ORIGIN Traditionaly eaten by Iraqi Jews on Saturday morning , sabih – known as bid babinjan (‘egg in aubergine’) in Baghdad-was brought to Israel by Iraqi immigrants in the early 1950s. for years appreciated mainly in Tel Aviv’s suburbs among large populations of Iraqi Jews, the dish has recently become popular with Israelis in the city’s more fashionable quarters.
TASTING Ask an Israeli of Iraqi origin where to find the best sabih and chances are they’ll tell you about long-ago Sabbath mornings in Baghdad. Traditionalists swear by old-style sabih, on offer from hole-in-the wall vendors with chest-high glass cases and a few bar stools, while modish feinshmekerim (connoisseurs, in Israeli slang and Yiddish) often champion sleek shops featuring audacious fusion dishes. What everyone is looking for is the perfect mixtures of complementary flavours and contrasting textures.
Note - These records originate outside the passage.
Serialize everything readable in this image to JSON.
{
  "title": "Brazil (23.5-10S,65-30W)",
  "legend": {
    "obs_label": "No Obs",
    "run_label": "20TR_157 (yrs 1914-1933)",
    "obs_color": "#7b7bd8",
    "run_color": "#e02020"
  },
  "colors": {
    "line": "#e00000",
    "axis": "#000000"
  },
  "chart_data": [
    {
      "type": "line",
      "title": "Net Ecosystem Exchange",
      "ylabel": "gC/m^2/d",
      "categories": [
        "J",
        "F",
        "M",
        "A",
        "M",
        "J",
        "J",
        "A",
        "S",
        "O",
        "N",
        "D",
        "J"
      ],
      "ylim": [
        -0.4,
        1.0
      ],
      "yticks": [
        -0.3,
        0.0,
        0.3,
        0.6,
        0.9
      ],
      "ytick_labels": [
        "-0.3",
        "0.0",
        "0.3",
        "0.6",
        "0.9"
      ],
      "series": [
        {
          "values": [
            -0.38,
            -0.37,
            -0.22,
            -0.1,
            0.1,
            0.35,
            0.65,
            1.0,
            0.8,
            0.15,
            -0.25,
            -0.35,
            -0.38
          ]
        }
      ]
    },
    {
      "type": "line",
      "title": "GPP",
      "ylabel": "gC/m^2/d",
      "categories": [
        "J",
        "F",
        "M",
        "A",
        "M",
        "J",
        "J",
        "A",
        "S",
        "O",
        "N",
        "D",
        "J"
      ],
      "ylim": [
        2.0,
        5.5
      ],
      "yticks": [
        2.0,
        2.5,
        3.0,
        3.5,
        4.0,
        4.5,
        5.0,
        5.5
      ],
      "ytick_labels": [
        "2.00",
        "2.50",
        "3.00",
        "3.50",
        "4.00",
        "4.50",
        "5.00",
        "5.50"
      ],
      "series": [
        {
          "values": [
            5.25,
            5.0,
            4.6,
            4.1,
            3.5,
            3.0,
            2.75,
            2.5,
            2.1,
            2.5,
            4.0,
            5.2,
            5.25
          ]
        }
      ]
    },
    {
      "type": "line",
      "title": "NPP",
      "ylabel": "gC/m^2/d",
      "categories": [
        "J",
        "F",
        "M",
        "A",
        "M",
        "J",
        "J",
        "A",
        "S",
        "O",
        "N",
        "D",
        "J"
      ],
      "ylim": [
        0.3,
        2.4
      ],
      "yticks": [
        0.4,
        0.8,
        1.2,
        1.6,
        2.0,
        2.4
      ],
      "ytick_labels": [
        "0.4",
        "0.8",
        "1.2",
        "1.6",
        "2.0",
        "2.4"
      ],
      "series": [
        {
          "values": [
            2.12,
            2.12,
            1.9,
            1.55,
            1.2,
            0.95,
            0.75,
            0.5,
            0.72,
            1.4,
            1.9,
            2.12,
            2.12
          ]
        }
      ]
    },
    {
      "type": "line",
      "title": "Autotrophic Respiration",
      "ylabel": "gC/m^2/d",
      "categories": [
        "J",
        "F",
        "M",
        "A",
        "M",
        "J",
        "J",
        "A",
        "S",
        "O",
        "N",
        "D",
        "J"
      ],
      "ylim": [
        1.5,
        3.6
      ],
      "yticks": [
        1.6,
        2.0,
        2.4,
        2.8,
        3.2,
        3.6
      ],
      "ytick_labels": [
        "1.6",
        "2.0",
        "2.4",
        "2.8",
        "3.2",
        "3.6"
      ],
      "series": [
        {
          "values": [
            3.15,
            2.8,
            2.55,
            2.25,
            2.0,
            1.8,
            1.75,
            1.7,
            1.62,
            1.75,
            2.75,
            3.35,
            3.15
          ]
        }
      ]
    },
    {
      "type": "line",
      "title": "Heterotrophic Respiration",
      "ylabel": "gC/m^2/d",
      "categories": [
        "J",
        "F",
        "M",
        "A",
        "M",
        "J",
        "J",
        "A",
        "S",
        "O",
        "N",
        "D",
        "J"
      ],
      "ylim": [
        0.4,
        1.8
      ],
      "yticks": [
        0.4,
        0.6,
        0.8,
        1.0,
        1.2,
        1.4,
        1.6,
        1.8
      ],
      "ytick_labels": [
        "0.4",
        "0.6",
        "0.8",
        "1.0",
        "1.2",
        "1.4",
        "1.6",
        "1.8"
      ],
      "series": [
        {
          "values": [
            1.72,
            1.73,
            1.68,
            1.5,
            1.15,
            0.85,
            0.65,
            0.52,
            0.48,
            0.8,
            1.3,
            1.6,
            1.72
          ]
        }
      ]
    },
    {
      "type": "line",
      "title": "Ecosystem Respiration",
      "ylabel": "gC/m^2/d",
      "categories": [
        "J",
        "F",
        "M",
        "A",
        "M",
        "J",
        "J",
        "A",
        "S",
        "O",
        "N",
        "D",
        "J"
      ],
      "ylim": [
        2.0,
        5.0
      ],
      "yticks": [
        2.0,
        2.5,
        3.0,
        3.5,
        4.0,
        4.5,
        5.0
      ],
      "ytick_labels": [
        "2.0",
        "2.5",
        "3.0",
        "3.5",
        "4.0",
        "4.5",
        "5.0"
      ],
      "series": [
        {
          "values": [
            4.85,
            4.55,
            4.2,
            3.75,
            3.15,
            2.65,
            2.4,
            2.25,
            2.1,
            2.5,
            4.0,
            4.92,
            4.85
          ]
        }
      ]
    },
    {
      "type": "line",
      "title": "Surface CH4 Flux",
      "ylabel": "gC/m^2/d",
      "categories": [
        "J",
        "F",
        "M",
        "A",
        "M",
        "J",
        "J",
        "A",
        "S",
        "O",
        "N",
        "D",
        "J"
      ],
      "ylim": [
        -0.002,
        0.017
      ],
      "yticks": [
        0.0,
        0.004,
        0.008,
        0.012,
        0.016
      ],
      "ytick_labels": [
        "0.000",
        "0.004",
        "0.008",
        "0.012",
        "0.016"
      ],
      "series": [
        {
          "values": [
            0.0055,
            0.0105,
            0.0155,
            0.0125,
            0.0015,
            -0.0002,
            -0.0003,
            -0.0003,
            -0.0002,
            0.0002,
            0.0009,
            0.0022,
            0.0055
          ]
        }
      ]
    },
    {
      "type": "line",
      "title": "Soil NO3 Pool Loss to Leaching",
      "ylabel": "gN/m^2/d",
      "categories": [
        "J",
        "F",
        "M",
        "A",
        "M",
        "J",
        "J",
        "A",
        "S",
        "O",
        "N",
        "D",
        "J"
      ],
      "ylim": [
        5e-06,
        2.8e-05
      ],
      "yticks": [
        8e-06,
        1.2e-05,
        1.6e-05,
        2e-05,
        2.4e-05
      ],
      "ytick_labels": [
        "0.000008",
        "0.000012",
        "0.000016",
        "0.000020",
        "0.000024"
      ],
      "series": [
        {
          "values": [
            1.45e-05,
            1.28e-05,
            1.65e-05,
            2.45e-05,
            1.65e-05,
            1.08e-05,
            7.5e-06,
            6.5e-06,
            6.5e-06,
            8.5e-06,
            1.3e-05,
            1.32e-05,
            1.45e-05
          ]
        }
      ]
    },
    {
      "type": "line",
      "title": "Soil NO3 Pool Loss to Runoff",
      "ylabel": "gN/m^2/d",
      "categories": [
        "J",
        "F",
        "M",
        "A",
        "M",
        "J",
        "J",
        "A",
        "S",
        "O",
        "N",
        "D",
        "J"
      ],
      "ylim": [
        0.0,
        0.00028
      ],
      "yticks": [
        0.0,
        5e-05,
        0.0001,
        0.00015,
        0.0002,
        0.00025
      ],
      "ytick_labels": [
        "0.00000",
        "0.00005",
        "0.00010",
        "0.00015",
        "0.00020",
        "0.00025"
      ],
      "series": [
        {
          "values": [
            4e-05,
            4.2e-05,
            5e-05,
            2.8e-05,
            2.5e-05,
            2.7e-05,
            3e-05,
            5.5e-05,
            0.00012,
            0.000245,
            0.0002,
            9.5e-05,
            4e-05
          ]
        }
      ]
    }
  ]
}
As you bite through the pitta, the warm aubergine will meet crunchy, spring-green parsley, jicy tomato with soft morsels of egg, tangy amba mixed with crisp slivers of onion, and the heat of green chilli, mellowed by creamy tahini.
FINDING IT Hippo Falafel Organi in Tel Aviv serves up both traditional and innovates takes on the dish (from US$5.15; 00 972 3 609 3394).